Inter change the elements in the array and do 31 iterations to identify the second largest. Using sorting techniques, time complexity goes beyond n. i.e, 32.
jjjjjj
47
61
It’s just 35
pls find the revised solution
int SecondMin = 0;
int Min = 0;
if(arr[0] > arr[1])
{
SecondMin = arr[0];
Min = arr[1];
}
else
{
SecondMin = arr[1];
Min = arr[0];
}
for(int i = 2 ; i < arr.Length -1 ; i++)
{
if ( arr[i] < Min )
{
SecondMin = Min;
Min = arr[i];
}
else if(arr[i] < SecondMin)
{
SecondMin = arr[i];
}
}
it will work in O( N -1 )
We wanted total comparisons done, here we are doing way more than 35..(look for all comparisons)
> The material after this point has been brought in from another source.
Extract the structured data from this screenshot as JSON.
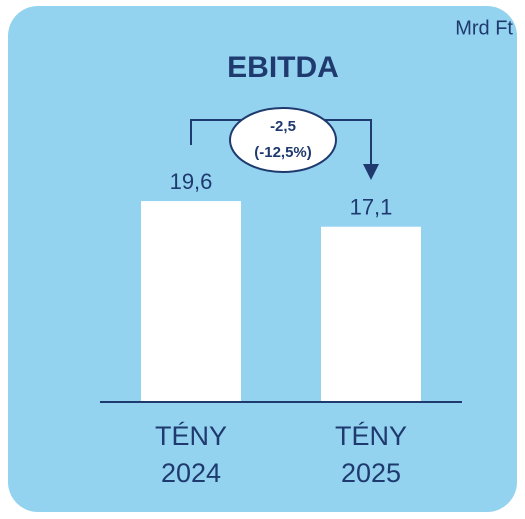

Hey Ganesh just check the nunber of times the if and else if conditions r being checked… Its 2(n-1).
How about this ?
Imagine arr[] is the array of elements
int SecondMin = arr[0];
int Min = arr[0];
for(int i = 1 ; i < arr.Length ; i++)
{
if ( arr[i] < Min )
{
SecondMin = Min;
Min = arr[i];
}
}
so in the end of the loop i will get my second minimum in 31 comparisons.
There is a boundary case where this will not work(first number is minimum of all)
lets assume the array is
1,2,3,4,5,6,7,8
Now what will your code return as second min ?
16
8
4
2
1
So the total is 31… and thats the answer
We want the second smallest number between 32 numbers. 31 is the correct answer for the Smallest number. In this problem, the right solution is 35.
it must be 31.
we can go through divide and conquer and when we have two numbers we find the maximum of them
so the answer will be 31.
its for second highest number, not the first one
Even for the binary tree type structure , we need a total of 16+8+4+2+1=31 comparisons , to find the maximum number , once we find that we know the second largest number , so correct answer should b 31 🙂
no, lets say out of 16 comparisons, first comparison was among the first and second highest, in that case second highest will not come in next 8 numbers and thus it is not compulsory that the last 2 numbers are first and second highest.
35
one who loose against the winner is the second winner so no more comparison needed.
To get the winner we are getting 31 comparison same for looser in the final round(2nd winner)
32 should be the answer